Recebem 243 euros de rendimento social de inserção (RSI). Maria Madalena assume que 200 são para o marido e 43 euros para ela. Nem para a farmácia lhe chega. “Tomo muita medicação. Não tenho tomado tudo. Tenho de ir ao assistente social pedir para pagar a medicação que estou a precisar. Tenho de levar umas declarações, como todos os anos, mas não tenho tido dinheiro para transportes.… E andar… já nem à loja do cidadão consigo ir. Uma vergonha. Uma mulher que andava, pimba, pimba, pimba, bancada a bancada, de galochas, ao sol, à chuva…”
Todos os dias, caminha até casa com as marmitas. Amiúde, vai a pensar que só tem quatro dentes, dois em baixo, dois em cima, todos eles enegrecidos, a abanar. “Parto tudo aos bocadinhos. Não mastigo. Deixo amaciar, depois engulo. Nem sinto bem o paladar da comida. Não consigo mastigar. É engraçado que o meu marido não tem dentes há muito e come bem. Tem as gengivas calejadas! Se for massa com frango ele chucha. Eu não consigo. Tenho de rapar o frango com a faca….”

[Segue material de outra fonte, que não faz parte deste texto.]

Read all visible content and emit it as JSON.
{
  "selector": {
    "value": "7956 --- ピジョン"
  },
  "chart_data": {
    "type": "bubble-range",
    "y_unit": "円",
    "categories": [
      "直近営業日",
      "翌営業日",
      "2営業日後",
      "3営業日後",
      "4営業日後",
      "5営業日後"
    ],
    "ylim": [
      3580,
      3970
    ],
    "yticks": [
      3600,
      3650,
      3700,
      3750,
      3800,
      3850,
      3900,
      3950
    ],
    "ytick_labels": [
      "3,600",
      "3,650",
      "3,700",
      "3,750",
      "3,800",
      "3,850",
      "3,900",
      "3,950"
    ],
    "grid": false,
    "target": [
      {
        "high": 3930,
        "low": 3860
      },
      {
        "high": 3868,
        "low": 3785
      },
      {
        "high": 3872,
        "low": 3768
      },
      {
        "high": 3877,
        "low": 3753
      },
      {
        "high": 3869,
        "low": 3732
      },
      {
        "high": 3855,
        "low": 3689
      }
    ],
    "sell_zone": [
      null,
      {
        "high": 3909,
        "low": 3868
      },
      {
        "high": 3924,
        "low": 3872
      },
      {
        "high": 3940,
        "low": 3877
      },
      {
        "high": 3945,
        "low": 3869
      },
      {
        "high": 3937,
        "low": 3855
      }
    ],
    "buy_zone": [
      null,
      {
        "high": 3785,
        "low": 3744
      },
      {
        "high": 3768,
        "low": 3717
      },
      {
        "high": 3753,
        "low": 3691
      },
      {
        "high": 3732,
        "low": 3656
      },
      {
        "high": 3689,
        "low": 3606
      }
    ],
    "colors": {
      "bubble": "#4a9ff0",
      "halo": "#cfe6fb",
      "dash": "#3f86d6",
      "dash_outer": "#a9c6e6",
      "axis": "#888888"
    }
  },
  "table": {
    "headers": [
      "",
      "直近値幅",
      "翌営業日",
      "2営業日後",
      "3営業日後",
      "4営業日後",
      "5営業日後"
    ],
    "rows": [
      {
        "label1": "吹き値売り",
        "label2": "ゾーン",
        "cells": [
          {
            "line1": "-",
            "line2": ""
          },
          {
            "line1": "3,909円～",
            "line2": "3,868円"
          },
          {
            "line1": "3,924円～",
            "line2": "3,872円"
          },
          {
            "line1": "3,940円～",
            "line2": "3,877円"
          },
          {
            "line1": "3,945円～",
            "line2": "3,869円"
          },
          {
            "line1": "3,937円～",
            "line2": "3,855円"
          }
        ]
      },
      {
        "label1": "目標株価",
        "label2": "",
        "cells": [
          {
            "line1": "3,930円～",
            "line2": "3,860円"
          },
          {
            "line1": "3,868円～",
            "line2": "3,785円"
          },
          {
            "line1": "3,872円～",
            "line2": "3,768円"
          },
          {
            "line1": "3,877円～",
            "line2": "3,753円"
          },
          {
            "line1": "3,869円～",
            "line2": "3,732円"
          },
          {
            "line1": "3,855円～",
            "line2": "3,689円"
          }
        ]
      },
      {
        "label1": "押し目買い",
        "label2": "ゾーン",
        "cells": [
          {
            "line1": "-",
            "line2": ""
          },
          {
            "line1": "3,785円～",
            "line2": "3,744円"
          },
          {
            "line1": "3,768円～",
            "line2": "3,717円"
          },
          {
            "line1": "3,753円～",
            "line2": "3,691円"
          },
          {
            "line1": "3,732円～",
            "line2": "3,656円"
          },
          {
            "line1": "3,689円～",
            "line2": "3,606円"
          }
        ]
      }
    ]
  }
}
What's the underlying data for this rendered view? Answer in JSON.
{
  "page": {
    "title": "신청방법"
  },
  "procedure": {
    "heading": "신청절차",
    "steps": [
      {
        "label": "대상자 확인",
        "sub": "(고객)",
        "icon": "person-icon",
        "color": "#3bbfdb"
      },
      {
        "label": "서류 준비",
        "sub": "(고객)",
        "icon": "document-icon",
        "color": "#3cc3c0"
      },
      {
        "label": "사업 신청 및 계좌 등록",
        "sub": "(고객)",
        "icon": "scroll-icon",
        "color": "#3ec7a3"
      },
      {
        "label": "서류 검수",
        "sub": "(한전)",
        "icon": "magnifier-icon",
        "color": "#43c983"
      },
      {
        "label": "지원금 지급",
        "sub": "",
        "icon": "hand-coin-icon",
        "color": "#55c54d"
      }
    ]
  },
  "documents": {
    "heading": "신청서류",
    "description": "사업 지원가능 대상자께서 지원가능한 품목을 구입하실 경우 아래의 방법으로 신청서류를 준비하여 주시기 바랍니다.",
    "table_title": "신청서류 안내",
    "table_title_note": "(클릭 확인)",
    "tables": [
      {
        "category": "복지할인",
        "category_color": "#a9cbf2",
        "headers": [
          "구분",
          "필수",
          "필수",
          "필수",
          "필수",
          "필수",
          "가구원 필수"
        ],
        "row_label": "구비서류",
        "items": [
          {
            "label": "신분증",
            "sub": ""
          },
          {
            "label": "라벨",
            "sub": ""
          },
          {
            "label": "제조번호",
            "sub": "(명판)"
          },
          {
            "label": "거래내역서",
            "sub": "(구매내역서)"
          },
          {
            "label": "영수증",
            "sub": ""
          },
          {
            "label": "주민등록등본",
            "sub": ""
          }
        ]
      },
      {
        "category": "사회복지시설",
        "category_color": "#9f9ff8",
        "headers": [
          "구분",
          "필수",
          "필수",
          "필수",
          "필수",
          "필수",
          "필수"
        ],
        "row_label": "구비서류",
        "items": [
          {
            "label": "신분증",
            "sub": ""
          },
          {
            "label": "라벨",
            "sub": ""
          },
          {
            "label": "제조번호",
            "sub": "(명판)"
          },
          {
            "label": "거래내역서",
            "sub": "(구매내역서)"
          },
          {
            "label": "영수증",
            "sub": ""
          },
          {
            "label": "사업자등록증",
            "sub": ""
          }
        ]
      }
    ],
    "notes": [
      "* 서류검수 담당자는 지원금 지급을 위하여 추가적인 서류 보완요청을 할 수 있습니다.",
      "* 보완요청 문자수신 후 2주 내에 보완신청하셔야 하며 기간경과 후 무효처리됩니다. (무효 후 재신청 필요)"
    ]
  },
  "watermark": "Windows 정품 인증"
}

Maria Madalena faz 55 anos hoje e, por fazer 55 anos hoje e lhe parecer uma prenda ter à sua frente um par de jornalistas, diz isto: “Gostava que os meus netos me vissem ainda com os dentes. Gostava. É o maior desgosto que tenho, além de ter tido o cancro. Gostava de, antes de morrer, olhar para o espelho e dizer assim: tenho uns dentes. Já não me importava de morrer…”
Há quem, explicou Luísa Preto, preferisse receber dinheiro ou géneros para cozinhar, mas também quem prefira levar a comida já pronta para casa – pessoas doentes, homens sozinhos, que nunca aprenderam a cozinhar, por exemplo. Maria Madalena é uma dessas. “Melhor levar a comida feita”, diz ela. “Para aquilo que eu era, não tenho capacidade.” Não era cozinhar que lhe iria mudar a vida. “Só queria um bocadinho de alegria até à hora da minha morte. Era eu dizer: olha, como, mastigo.”